Frammenti sparsi vergati tra il 1943 e il 1945 e poi giustamente abbandonati da Cioran. Il quale però essendo diventato un classico ha il consueto destino di vedere pubblicato tutto ciò che ha scritto. Anche quello che poco lo meriterebbe, che poco aggiunge alla conoscenza e alla misura, appunto, di un classico.

L’andamento di questi testi a volte brevissimi, di questi aforismi dell’inconsistenza, è infatti spesso piangente, superficiale, teatrale, inevitabilmente moderno. Li pervade anzitutto un’ossessione dell’insonnia e poi del cadavere, ossessione riscattata dalla potenza della musica come redenzione, raggiunta soprattutto da Bach, artista assai amato da Cioran. Li pervade specialmente, in una chiave finalmente anche filosofica e non soltanto psichica, l’ossessione del tempo, del quale Cioran si proclama esplicitamente nemico. Definito, tra l’altro, «un arricchimento negativo dell’esistenza» (p. 39), il tempo oscilla tra una sua descrizione veramente esatta, per la quale «la filosofia non significa altro: tempo che si sa» (p. 86) e una concezione del divenire che appare distorta e ingenua poiché dimentica che il tempo siamo noi, il nostro transitare nell’essere che precede la nostra piccolezza e per sempre la segue. Nichilismo è esattamente questo: l’incomprensione del tempo benedetto.

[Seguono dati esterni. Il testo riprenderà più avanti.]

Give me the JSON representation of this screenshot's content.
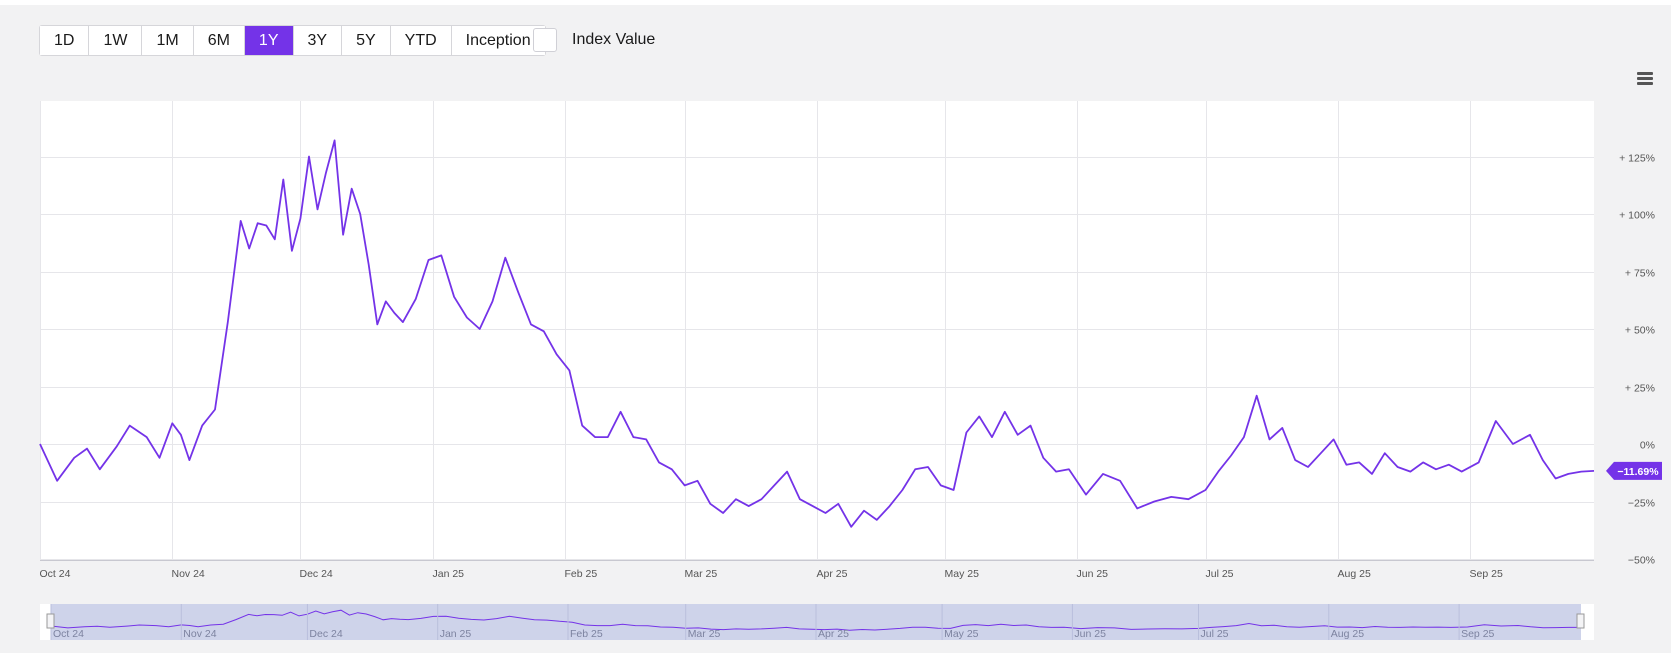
{
  "toolbar": {
    "ranges": [
      "1D",
      "1W",
      "1M",
      "6M",
      "1Y",
      "3Y",
      "5Y",
      "YTD",
      "Inception"
    ],
    "active_range": "1Y",
    "index_value_label": "Index Value",
    "menu_icon": "hamburger-menu-icon"
  },
  "colors": {
    "line": "#7433e8",
    "grid": "#e6e6ea",
    "plot_bg": "#ffffff",
    "navigator_fill": "#c5cbe6",
    "axis_text": "#555555"
  },
  "chart_data": {
    "type": "line",
    "title": "",
    "xlabel": "",
    "ylabel": "",
    "x_tick_labels": [
      "Oct 24",
      "Nov 24",
      "Dec 24",
      "Jan 25",
      "Feb 25",
      "Mar 25",
      "Apr 25",
      "May 25",
      "Jun 25",
      "Jul 25",
      "Aug 25",
      "Sep 25"
    ],
    "y_tick_labels": [
      "+ 125%",
      "+ 100%",
      "+ 75%",
      "+ 50%",
      "+ 25%",
      "0%",
      "−25%",
      "−50%"
    ],
    "y_ticks": [
      125,
      100,
      75,
      50,
      25,
      0,
      -25,
      -50
    ],
    "ylim": [
      -50,
      150
    ],
    "xlim": [
      "2024-10-01",
      "2025-09-30"
    ],
    "grid": true,
    "last_value_label": "−11.69%",
    "series": [
      {
        "x": [
          "2024-10-01",
          "2024-10-05",
          "2024-10-09",
          "2024-10-12",
          "2024-10-15",
          "2024-10-19",
          "2024-10-22",
          "2024-10-26",
          "2024-10-29",
          "2024-11-01",
          "2024-11-03",
          "2024-11-05",
          "2024-11-08",
          "2024-11-11",
          "2024-11-14",
          "2024-11-17",
          "2024-11-19",
          "2024-11-21",
          "2024-11-23",
          "2024-11-25",
          "2024-11-27",
          "2024-11-29",
          "2024-12-01",
          "2024-12-03",
          "2024-12-05",
          "2024-12-07",
          "2024-12-09",
          "2024-12-11",
          "2024-12-13",
          "2024-12-15",
          "2024-12-17",
          "2024-12-19",
          "2024-12-21",
          "2024-12-23",
          "2024-12-25",
          "2024-12-28",
          "2024-12-31",
          "2025-01-03",
          "2025-01-06",
          "2025-01-09",
          "2025-01-12",
          "2025-01-15",
          "2025-01-18",
          "2025-01-21",
          "2025-01-24",
          "2025-01-27",
          "2025-01-30",
          "2025-02-02",
          "2025-02-05",
          "2025-02-08",
          "2025-02-11",
          "2025-02-14",
          "2025-02-17",
          "2025-02-20",
          "2025-02-23",
          "2025-02-26",
          "2025-03-01",
          "2025-03-04",
          "2025-03-07",
          "2025-03-10",
          "2025-03-13",
          "2025-03-16",
          "2025-03-19",
          "2025-03-22",
          "2025-03-25",
          "2025-03-28",
          "2025-03-31",
          "2025-04-03",
          "2025-04-06",
          "2025-04-09",
          "2025-04-12",
          "2025-04-15",
          "2025-04-18",
          "2025-04-21",
          "2025-04-24",
          "2025-04-27",
          "2025-04-30",
          "2025-05-03",
          "2025-05-06",
          "2025-05-09",
          "2025-05-12",
          "2025-05-15",
          "2025-05-18",
          "2025-05-21",
          "2025-05-24",
          "2025-05-27",
          "2025-05-30",
          "2025-06-03",
          "2025-06-07",
          "2025-06-11",
          "2025-06-15",
          "2025-06-19",
          "2025-06-23",
          "2025-06-27",
          "2025-07-01",
          "2025-07-04",
          "2025-07-07",
          "2025-07-10",
          "2025-07-13",
          "2025-07-16",
          "2025-07-19",
          "2025-07-22",
          "2025-07-25",
          "2025-07-28",
          "2025-07-31",
          "2025-08-03",
          "2025-08-06",
          "2025-08-09",
          "2025-08-12",
          "2025-08-15",
          "2025-08-18",
          "2025-08-21",
          "2025-08-24",
          "2025-08-27",
          "2025-08-30",
          "2025-09-03",
          "2025-09-07",
          "2025-09-11",
          "2025-09-15",
          "2025-09-18",
          "2025-09-21",
          "2025-09-24",
          "2025-09-27",
          "2025-09-30"
        ],
        "y": [
          0,
          -16,
          -6,
          -2,
          -11,
          -1,
          8,
          3,
          -6,
          9,
          4,
          -7,
          8,
          15,
          53,
          97,
          85,
          96,
          95,
          89,
          115,
          84,
          98,
          125,
          102,
          118,
          132,
          91,
          111,
          100,
          78,
          52,
          62,
          57,
          53,
          63,
          80,
          82,
          64,
          55,
          50,
          62,
          81,
          66,
          52,
          49,
          39,
          32,
          8,
          3,
          3,
          14,
          3,
          2,
          -8,
          -11,
          -18,
          -16,
          -26,
          -30,
          -24,
          -27,
          -24,
          -18,
          -12,
          -24,
          -27,
          -30,
          -26,
          -36,
          -29,
          -33,
          -27,
          -20,
          -11,
          -10,
          -18,
          -20,
          5,
          12,
          3,
          14,
          4,
          8,
          -6,
          -12,
          -11,
          -22,
          -13,
          -16,
          -28,
          -25,
          -23,
          -24,
          -20,
          -12,
          -5,
          3,
          21,
          2,
          7,
          -7,
          -10,
          -4,
          2,
          -9,
          -8,
          -13,
          -4,
          -10,
          -12,
          -8,
          -11,
          -9,
          -12,
          -8,
          10,
          0,
          4,
          -7,
          -15,
          -13,
          -12,
          -11.69
        ]
      }
    ],
    "navigator": {
      "x_tick_labels": [
        "Oct 24",
        "Nov 24",
        "Dec 24",
        "Jan 25",
        "Feb 25",
        "Mar 25",
        "Apr 25",
        "May 25",
        "Jun 25",
        "Jul 25",
        "Aug 25",
        "Sep 25"
      ]
    }
  }
}
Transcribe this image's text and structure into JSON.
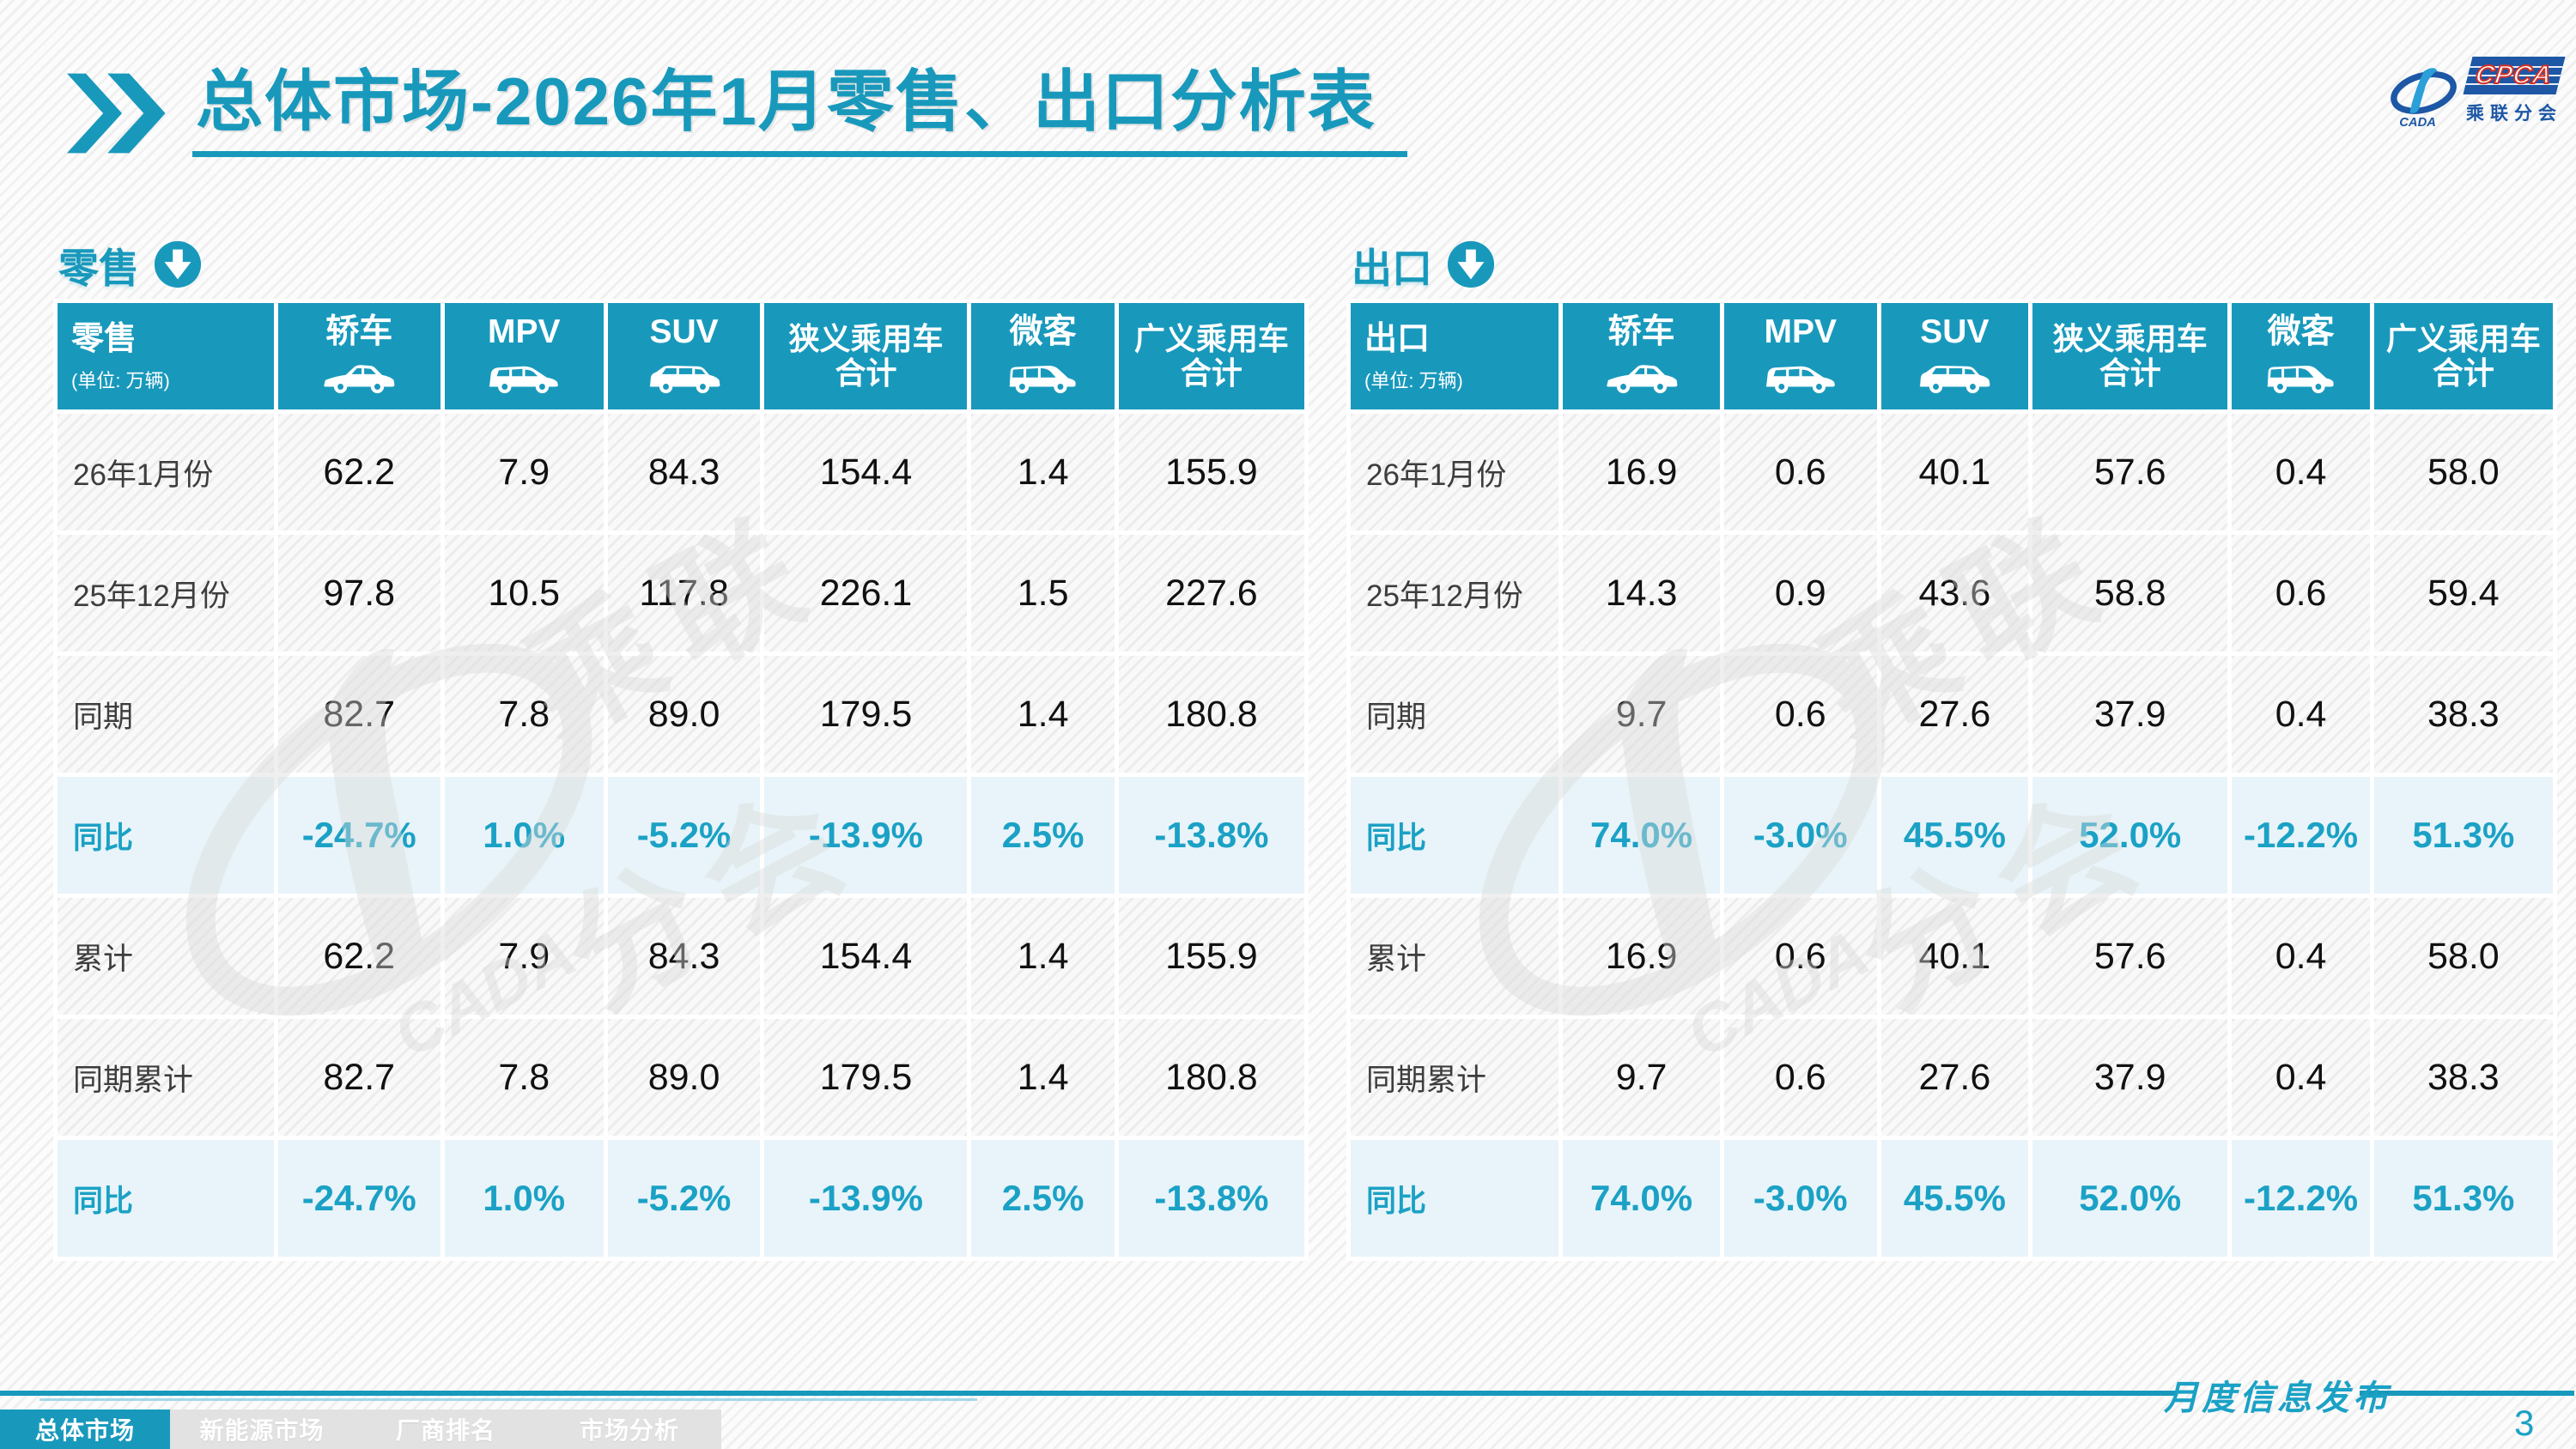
{
  "header": {
    "title": "总体市场-2026年1月零售、出口分析表"
  },
  "logo": {
    "cpca": "CPCA",
    "cada": "CADA",
    "subtitle": "乘联分会"
  },
  "colors": {
    "teal": "#1899bc",
    "teal_bright": "#1ba1c5",
    "highlight_row_bg": "#e8f4f9",
    "logo_blue": "#1d57a5",
    "logo_red": "#d33027"
  },
  "tables": [
    {
      "section_label": "零售",
      "section_icon": "arrow-down-circle-icon",
      "corner_label": "零售",
      "unit_label": "(单位: 万辆)",
      "columns": [
        {
          "label": "轿车",
          "icon": "sedan-icon"
        },
        {
          "label": "MPV",
          "icon": "mpv-icon"
        },
        {
          "label": "SUV",
          "icon": "suv-icon"
        },
        {
          "label": "狭义乘用车",
          "label2": "合计",
          "icon": null
        },
        {
          "label": "微客",
          "icon": "microvan-icon"
        },
        {
          "label": "广义乘用车",
          "label2": "合计",
          "icon": null
        }
      ],
      "rows": [
        {
          "label": "26年1月份",
          "values": [
            "62.2",
            "7.9",
            "84.3",
            "154.4",
            "1.4",
            "155.9"
          ],
          "highlight": false
        },
        {
          "label": "25年12月份",
          "values": [
            "97.8",
            "10.5",
            "117.8",
            "226.1",
            "1.5",
            "227.6"
          ],
          "highlight": false
        },
        {
          "label": "同期",
          "values": [
            "82.7",
            "7.8",
            "89.0",
            "179.5",
            "1.4",
            "180.8"
          ],
          "highlight": false
        },
        {
          "label": "同比",
          "values": [
            "-24.7%",
            "1.0%",
            "-5.2%",
            "-13.9%",
            "2.5%",
            "-13.8%"
          ],
          "highlight": true
        },
        {
          "label": "累计",
          "values": [
            "62.2",
            "7.9",
            "84.3",
            "154.4",
            "1.4",
            "155.9"
          ],
          "highlight": false
        },
        {
          "label": "同期累计",
          "values": [
            "82.7",
            "7.8",
            "89.0",
            "179.5",
            "1.4",
            "180.8"
          ],
          "highlight": false
        },
        {
          "label": "同比",
          "values": [
            "-24.7%",
            "1.0%",
            "-5.2%",
            "-13.9%",
            "2.5%",
            "-13.8%"
          ],
          "highlight": true
        }
      ]
    },
    {
      "section_label": "出口",
      "section_icon": "arrow-down-circle-icon",
      "corner_label": "出口",
      "unit_label": "(单位: 万辆)",
      "columns": [
        {
          "label": "轿车",
          "icon": "sedan-icon"
        },
        {
          "label": "MPV",
          "icon": "mpv-icon"
        },
        {
          "label": "SUV",
          "icon": "suv-icon"
        },
        {
          "label": "狭义乘用车",
          "label2": "合计",
          "icon": null
        },
        {
          "label": "微客",
          "icon": "microvan-icon"
        },
        {
          "label": "广义乘用车",
          "label2": "合计",
          "icon": null
        }
      ],
      "rows": [
        {
          "label": "26年1月份",
          "values": [
            "16.9",
            "0.6",
            "40.1",
            "57.6",
            "0.4",
            "58.0"
          ],
          "highlight": false
        },
        {
          "label": "25年12月份",
          "values": [
            "14.3",
            "0.9",
            "43.6",
            "58.8",
            "0.6",
            "59.4"
          ],
          "highlight": false
        },
        {
          "label": "同期",
          "values": [
            "9.7",
            "0.6",
            "27.6",
            "37.9",
            "0.4",
            "38.3"
          ],
          "highlight": false
        },
        {
          "label": "同比",
          "values": [
            "74.0%",
            "-3.0%",
            "45.5%",
            "52.0%",
            "-12.2%",
            "51.3%"
          ],
          "highlight": true
        },
        {
          "label": "累计",
          "values": [
            "16.9",
            "0.6",
            "40.1",
            "57.6",
            "0.4",
            "58.0"
          ],
          "highlight": false
        },
        {
          "label": "同期累计",
          "values": [
            "9.7",
            "0.6",
            "27.6",
            "37.9",
            "0.4",
            "38.3"
          ],
          "highlight": false
        },
        {
          "label": "同比",
          "values": [
            "74.0%",
            "-3.0%",
            "45.5%",
            "52.0%",
            "-12.2%",
            "51.3%"
          ],
          "highlight": true
        }
      ]
    }
  ],
  "nav": {
    "tabs": [
      {
        "label": "总体市场",
        "active": true
      },
      {
        "label": "新能源市场",
        "active": false
      },
      {
        "label": "厂商排名",
        "active": false
      },
      {
        "label": "市场分析",
        "active": false
      }
    ]
  },
  "footer": {
    "note": "月度信息发布",
    "page_number": "3"
  }
}
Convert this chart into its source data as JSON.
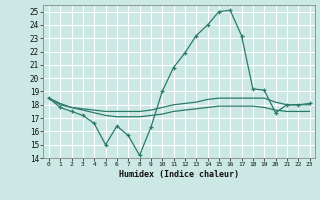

Ma la sensata dimensione cosmologica che fa dire a Cioran che il patetico orgoglio umano si fonda sull’ignorare la misura dello spazio, sul disprezzare gli astri, ha il proprio fondamento esattamente nell’infinità del tempo, il quale si rende visibile in quella dimensione immensa di fronte alla quale «né la Terra né l’essere umano possono aspirare alla realtà. […] Ma quand’è che la boria della creatura ha raggiunto queste gigantesche proporzioni? L’orgoglio è la risposta dell’uomo alla propria irrealtà, e i suoi atti sono la lotta contro l’evidenza del suo nulla» (p. 32).

Applicato al singolo, questo orgoglio della specie diventa il dispositivo narcisistico «che fa di ogni individuo – per lui stesso – un equivalente del tutto» (p. 128) e che gli fa ignorare come l’infima misura umana pulsi nel gioco di tenebra e di luce che le grandi filosofie gnostiche hanno individuato; filosofie ben note a Cioran, oggetto soprattutto de Il funesto demiurgo (Adelphi, 1991) e che qui invece si limitano a un fugace e singolo accenno: «Mossa a pietà dalle Tenebre, la Luce vi è discesa per salvarle, ma ha finito per esserne sconfitta. Tale è la spiegazione riportata da uno dei trattati manichei sul trionfo del male nel mondo» (p. 32).
Il limite di Cioran, che percorre i suoi libri e che in questi testi giovanili appare evidente, è la sua diffidenza nei confronti della filosofia, senza la quale però l’opera stessa di un simile nichilista non sarebbe stata neppure pensabile.

E infatti i maggiori risultati, le più limpide descrizioni del mondo e dell’umano, Cioran li ottiene proprio quando i suoi frammenti assumono un andamento e una dimensione teoretica. E allora essi possono descrivere un’esatta mereologia del dolore, costruita sulla continuità e sul conflitto tra la sofferenza di ciascun istante e l’accoglimento della totalità degli istanti: «Ogni giorno, ogni ora, ogni istante abbonda di sofferenza e di tormento. […] Senza il disgregarsi – vitale – dei ricordi o del ricordo delle nostre sofferenze, il passato irromperebbe nella nostra miseria attuale e aggraverebbe fatalmente l’impossibilità dell’istante presente. Alla vita in generale noi accordiamo un sì che le rifiutiamo sempre in particolare. La sopportiamo in quanto totalità, benché essa non sia che una somma di intollerabile. È la superstizione di un sole in un destino di tenebre» (p. 29).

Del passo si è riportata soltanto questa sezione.